Ценные вещи из музея вовремя эвакуировали на Урал, но кожаный диван, на котором родился Толстой, и братья его, и сестра, и все дети Толстого, остался, и один немец хотел его вывезти. Видимо, понимал, что война когда-нибудь закончится и он будет стоить очень дорого. Возможно, немец даже был поклонником Толстого, но заполучить реликвию ему не удалось. На пути у него встала сотрудница музея. Напрасно он угрожал ей пистолетом и ножом — она не отступила, и тогда немец в бессильной злобе изрезал диван. Если будете в Ясной Поляне, посмотрите на него внимательно, и вы увидите, как аккуратно он зашит...
Начиная книгу «Лев Толстой: Бегство из рая», я не знал, как она будет строиться. Сначала думал написать десять глав, по числу дней ухода, про сам уход. Но потом понял, что так нельзя, что нужно объяснять многие вещи, поэтому каждая глава начинается с очередного этапа бегства Толстого, а потом я возвращаюсь в его юность, кавказский период, женитьбу и так далее.

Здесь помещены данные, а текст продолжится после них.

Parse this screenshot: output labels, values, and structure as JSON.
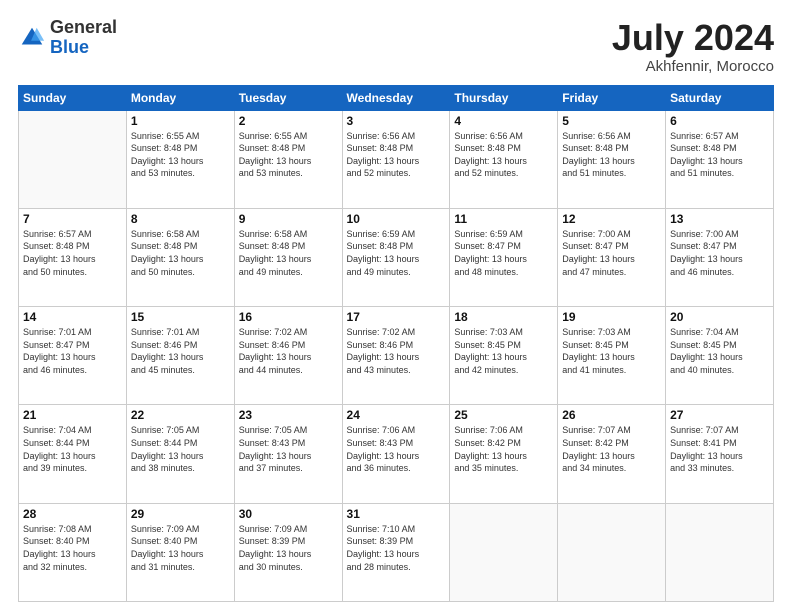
{
  "logo": {
    "general": "General",
    "blue": "Blue"
  },
  "header": {
    "month": "July 2024",
    "location": "Akhfennir, Morocco"
  },
  "days_of_week": [
    "Sunday",
    "Monday",
    "Tuesday",
    "Wednesday",
    "Thursday",
    "Friday",
    "Saturday"
  ],
  "weeks": [
    [
      {
        "day": "",
        "info": ""
      },
      {
        "day": "1",
        "info": "Sunrise: 6:55 AM\nSunset: 8:48 PM\nDaylight: 13 hours\nand 53 minutes."
      },
      {
        "day": "2",
        "info": "Sunrise: 6:55 AM\nSunset: 8:48 PM\nDaylight: 13 hours\nand 53 minutes."
      },
      {
        "day": "3",
        "info": "Sunrise: 6:56 AM\nSunset: 8:48 PM\nDaylight: 13 hours\nand 52 minutes."
      },
      {
        "day": "4",
        "info": "Sunrise: 6:56 AM\nSunset: 8:48 PM\nDaylight: 13 hours\nand 52 minutes."
      },
      {
        "day": "5",
        "info": "Sunrise: 6:56 AM\nSunset: 8:48 PM\nDaylight: 13 hours\nand 51 minutes."
      },
      {
        "day": "6",
        "info": "Sunrise: 6:57 AM\nSunset: 8:48 PM\nDaylight: 13 hours\nand 51 minutes."
      }
    ],
    [
      {
        "day": "7",
        "info": "Sunrise: 6:57 AM\nSunset: 8:48 PM\nDaylight: 13 hours\nand 50 minutes."
      },
      {
        "day": "8",
        "info": "Sunrise: 6:58 AM\nSunset: 8:48 PM\nDaylight: 13 hours\nand 50 minutes."
      },
      {
        "day": "9",
        "info": "Sunrise: 6:58 AM\nSunset: 8:48 PM\nDaylight: 13 hours\nand 49 minutes."
      },
      {
        "day": "10",
        "info": "Sunrise: 6:59 AM\nSunset: 8:48 PM\nDaylight: 13 hours\nand 49 minutes."
      },
      {
        "day": "11",
        "info": "Sunrise: 6:59 AM\nSunset: 8:47 PM\nDaylight: 13 hours\nand 48 minutes."
      },
      {
        "day": "12",
        "info": "Sunrise: 7:00 AM\nSunset: 8:47 PM\nDaylight: 13 hours\nand 47 minutes."
      },
      {
        "day": "13",
        "info": "Sunrise: 7:00 AM\nSunset: 8:47 PM\nDaylight: 13 hours\nand 46 minutes."
      }
    ],
    [
      {
        "day": "14",
        "info": "Sunrise: 7:01 AM\nSunset: 8:47 PM\nDaylight: 13 hours\nand 46 minutes."
      },
      {
        "day": "15",
        "info": "Sunrise: 7:01 AM\nSunset: 8:46 PM\nDaylight: 13 hours\nand 45 minutes."
      },
      {
        "day": "16",
        "info": "Sunrise: 7:02 AM\nSunset: 8:46 PM\nDaylight: 13 hours\nand 44 minutes."
      },
      {
        "day": "17",
        "info": "Sunrise: 7:02 AM\nSunset: 8:46 PM\nDaylight: 13 hours\nand 43 minutes."
      },
      {
        "day": "18",
        "info": "Sunrise: 7:03 AM\nSunset: 8:45 PM\nDaylight: 13 hours\nand 42 minutes."
      },
      {
        "day": "19",
        "info": "Sunrise: 7:03 AM\nSunset: 8:45 PM\nDaylight: 13 hours\nand 41 minutes."
      },
      {
        "day": "20",
        "info": "Sunrise: 7:04 AM\nSunset: 8:45 PM\nDaylight: 13 hours\nand 40 minutes."
      }
    ],
    [
      {
        "day": "21",
        "info": "Sunrise: 7:04 AM\nSunset: 8:44 PM\nDaylight: 13 hours\nand 39 minutes."
      },
      {
        "day": "22",
        "info": "Sunrise: 7:05 AM\nSunset: 8:44 PM\nDaylight: 13 hours\nand 38 minutes."
      },
      {
        "day": "23",
        "info": "Sunrise: 7:05 AM\nSunset: 8:43 PM\nDaylight: 13 hours\nand 37 minutes."
      },
      {
        "day": "24",
        "info": "Sunrise: 7:06 AM\nSunset: 8:43 PM\nDaylight: 13 hours\nand 36 minutes."
      },
      {
        "day": "25",
        "info": "Sunrise: 7:06 AM\nSunset: 8:42 PM\nDaylight: 13 hours\nand 35 minutes."
      },
      {
        "day": "26",
        "info": "Sunrise: 7:07 AM\nSunset: 8:42 PM\nDaylight: 13 hours\nand 34 minutes."
      },
      {
        "day": "27",
        "info": "Sunrise: 7:07 AM\nSunset: 8:41 PM\nDaylight: 13 hours\nand 33 minutes."
      }
    ],
    [
      {
        "day": "28",
        "info": "Sunrise: 7:08 AM\nSunset: 8:40 PM\nDaylight: 13 hours\nand 32 minutes."
      },
      {
        "day": "29",
        "info": "Sunrise: 7:09 AM\nSunset: 8:40 PM\nDaylight: 13 hours\nand 31 minutes."
      },
      {
        "day": "30",
        "info": "Sunrise: 7:09 AM\nSunset: 8:39 PM\nDaylight: 13 hours\nand 30 minutes."
      },
      {
        "day": "31",
        "info": "Sunrise: 7:10 AM\nSunset: 8:39 PM\nDaylight: 13 hours\nand 28 minutes."
      },
      {
        "day": "",
        "info": ""
      },
      {
        "day": "",
        "info": ""
      },
      {
        "day": "",
        "info": ""
      }
    ]
  ]
}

— Судя по списку источников, приведенному в конце, вы перелопатили огромный массив материалов. Случались какие-то неожиданности, открытия?
— Иногда приходилось обращаться вроде бы к далеким от темы источникам, в которых тем не менее содержались очень важные факты. Так, я не мог написать об уходе Толстого без летописи Оптиной пустыни, которую он посещал. Я знал, что она существует и находится в Государственном музее Толстого в Москве, в отделе рукописей. Позвонил туда: мол, так и так, нужна эта летопись. А сотрудники музея заявили, что у них ее нет. Я удивился: «Быть такого не может! Сначала она была в Ленинской библиотеке, потом ее передали вам, я знаю!» Но они стояли на своем. Архивисты каждого чужака воспринимают как лютого врага, и что-то получить у них — целая история.
Короче, в музее ничего я не добился. А вскоре жена попросила сходить в храм, мы тогда в Братееве жили, подать поминальные записки. Я пошел, подал и увидел в церковной лавке какие-то книжки. Они в любом храме продаются — о том, как молиться, готовиться к исповеди и так далее. Но здесь среди простеньких брошюрок выделялись два черных тома. Я взял их в руки и с удивлением прочитал: «Летопись скита во имя святого Иоанна Предтечи и Крестителя Господня, находящегося при Козельской Введенской Оптиной пустыни». Спросил: «Сколько эти книги стоят?» — «Очень дорого. Две тысячи». Открыл кошелек — там была как раз нужная сумма. А я ведь не знал, что эти книги вышли! И их мог кто-нибудь купить до меня.
Или вот еще история. Мне нужно было понять, почему Толстой выбрал такой маршрут — из Щекино в Козельск, дальше в Оптину пустынь, потом в Шамордино, оттуда зачем-то снова в Козельск, а потом в Новочеркасск. При этом доктор Маковицкий пишет, что вообще Лев Николаевич собирался в Болгарию. Я не мог объяснить эту логистику. Пошел в Ленинку, взял знаменитый справочник Брюля «Официальный указатель железнодорожных, пароходных и других пассажирских сообщений» за 1910 год. Он карманного формата, но внутри его скрывается большая карта. Когда я ее раскладывал, она занимала весь стол в читальном зале. Потом я не мог сложить ее обратно, приходилось звать сотрудницу.
Почему я взял Брюля? Потому что Толстой и сопровождавшие его люди пользовались этим справочником и рассматривали карту, когда решали, куда поедут. Я над ней провел, наверное, месяц, пока во всем разобрался, и тогда понял, почему они поехали через Козельск в Новочеркасск: чтобы выправить заграничные паспорта Маковицкому и дочери Толстого, Саше, через знакомых, живших в этом городе. Толстой должен был путешествовать под видом слуги, без паспорта, потому что, как истинный толстовец, не мог иметь государственного документа.
Было бы, конечно, забавно, если бы они доехали до Болгарии. Толстого на границе, наверное, сразу бы вычислили и понесли куда-нибудь на руках. Он-то думал, что скроется в этой стране, но там было очень сильно движение толстовцев. В 1906 году они основали свою колонию в селе Алан Кайряк, позже переименованном в Ясную Поляну.